A few days into your new job:

  • Try to get a hang of the rules. Not just the ones written in the manual (though you should definitely know those ones too.) Observe what people wear, especially on casual Fridays, and to important meetings (in the hope that one day you, too, will attend such important meetings). How do people work? Is it common practice to take work home? During your first week, come to office a bit early, and leave late: how many people do the same thing? Is it acceptable practice to take long tea or lunch breaks? Where do most people have their lunch? How do people treat each other? Is there a lot of joking around, or is everyone very serious?
  • Get to know the people you’ll work with. Go to lunch with them, or to drinks after work (and don’t get drunk). Be careful in your interactions: be friendly and interested, but don’t offer any gossip or negative opinions. You won’t know immediately what the political undercurrents are.
  • Try to find out what the political undercurrents are. Who hates who? Which department is trying to outdo which other department?
  • Become friendly with strategically important people. This includes secretaries, especially, who have access to otherwise secret information.

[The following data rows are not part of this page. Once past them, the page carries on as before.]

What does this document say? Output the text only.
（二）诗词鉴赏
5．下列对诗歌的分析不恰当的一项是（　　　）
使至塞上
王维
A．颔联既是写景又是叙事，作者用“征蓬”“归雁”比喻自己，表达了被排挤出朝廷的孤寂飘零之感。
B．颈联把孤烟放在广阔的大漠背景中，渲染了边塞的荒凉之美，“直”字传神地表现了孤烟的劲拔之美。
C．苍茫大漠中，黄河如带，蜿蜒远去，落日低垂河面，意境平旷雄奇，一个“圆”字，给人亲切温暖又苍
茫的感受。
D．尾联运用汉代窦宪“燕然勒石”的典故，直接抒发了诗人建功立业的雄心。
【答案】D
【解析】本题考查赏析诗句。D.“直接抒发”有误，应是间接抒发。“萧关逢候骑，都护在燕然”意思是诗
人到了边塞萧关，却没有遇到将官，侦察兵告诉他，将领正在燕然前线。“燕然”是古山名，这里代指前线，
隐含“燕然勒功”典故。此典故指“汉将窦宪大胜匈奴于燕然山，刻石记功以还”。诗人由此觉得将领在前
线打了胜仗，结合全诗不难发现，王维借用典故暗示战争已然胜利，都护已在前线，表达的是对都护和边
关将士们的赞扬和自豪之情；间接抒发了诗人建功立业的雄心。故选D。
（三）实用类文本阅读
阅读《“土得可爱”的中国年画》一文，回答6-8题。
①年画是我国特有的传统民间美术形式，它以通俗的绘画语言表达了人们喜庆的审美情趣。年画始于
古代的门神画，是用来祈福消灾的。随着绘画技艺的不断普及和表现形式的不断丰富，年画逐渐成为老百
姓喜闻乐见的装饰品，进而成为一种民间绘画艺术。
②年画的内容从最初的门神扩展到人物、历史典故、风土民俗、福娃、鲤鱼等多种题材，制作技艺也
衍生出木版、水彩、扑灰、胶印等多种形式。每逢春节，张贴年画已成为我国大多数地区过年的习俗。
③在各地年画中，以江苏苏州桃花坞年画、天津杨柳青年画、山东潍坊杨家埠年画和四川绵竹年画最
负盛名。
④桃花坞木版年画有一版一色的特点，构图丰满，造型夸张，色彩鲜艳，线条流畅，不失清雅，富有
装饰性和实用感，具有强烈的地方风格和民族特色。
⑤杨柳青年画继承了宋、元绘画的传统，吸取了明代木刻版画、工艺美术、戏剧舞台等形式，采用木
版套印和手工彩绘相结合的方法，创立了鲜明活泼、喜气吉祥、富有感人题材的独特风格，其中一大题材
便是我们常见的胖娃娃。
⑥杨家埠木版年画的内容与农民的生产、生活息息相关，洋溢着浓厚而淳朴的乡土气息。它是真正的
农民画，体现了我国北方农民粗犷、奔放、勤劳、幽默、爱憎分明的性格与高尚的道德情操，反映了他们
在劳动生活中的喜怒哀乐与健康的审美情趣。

  • Find out who the high-flyers in your company are. They are not necessarily people already in the top. There may be someone rising very fast. Try to pick these people’s brains. Hang out with them as often as you can.
  • Just so that people don’t think you’re cold-hearted, manipulative and ambitious, be friendly with everyone.
  • Get to know your bosses. You should have been introduced to your immediate supervisor by know. Find out who you will be reporting to if that isn’t the person who interviewed you.
  • If you don’t have much work during the first few days, use your spare time to go through old company documents that you have access to for company infomation. Decide what things you’d like to find out, and search for them on your PC and intranet.
  • Find out your work priorities from your supervisor. Get some work to do. Do it. Get feedback. Initially, you should try to get feedback ASAP, so that you can make changes as needed.
  • If you’re not being given much work, ask for something to do. If you still don’t have much to do, ask your new colleagues if you can help them in any way. But don’t get sucked into the “I’d really appreciate it if you’d get me some coffee” trap. Unless it’s your boss that’s asking you to do that.
  • Never refuse offers of help.
  • During the first few days, try to never turn down an invite to an office party, or just an invite to “hang out with the guys”.
  • Never negatively compare your new job with your old job. If you do, people might think that you want your old job back, and that you don’t like your new one.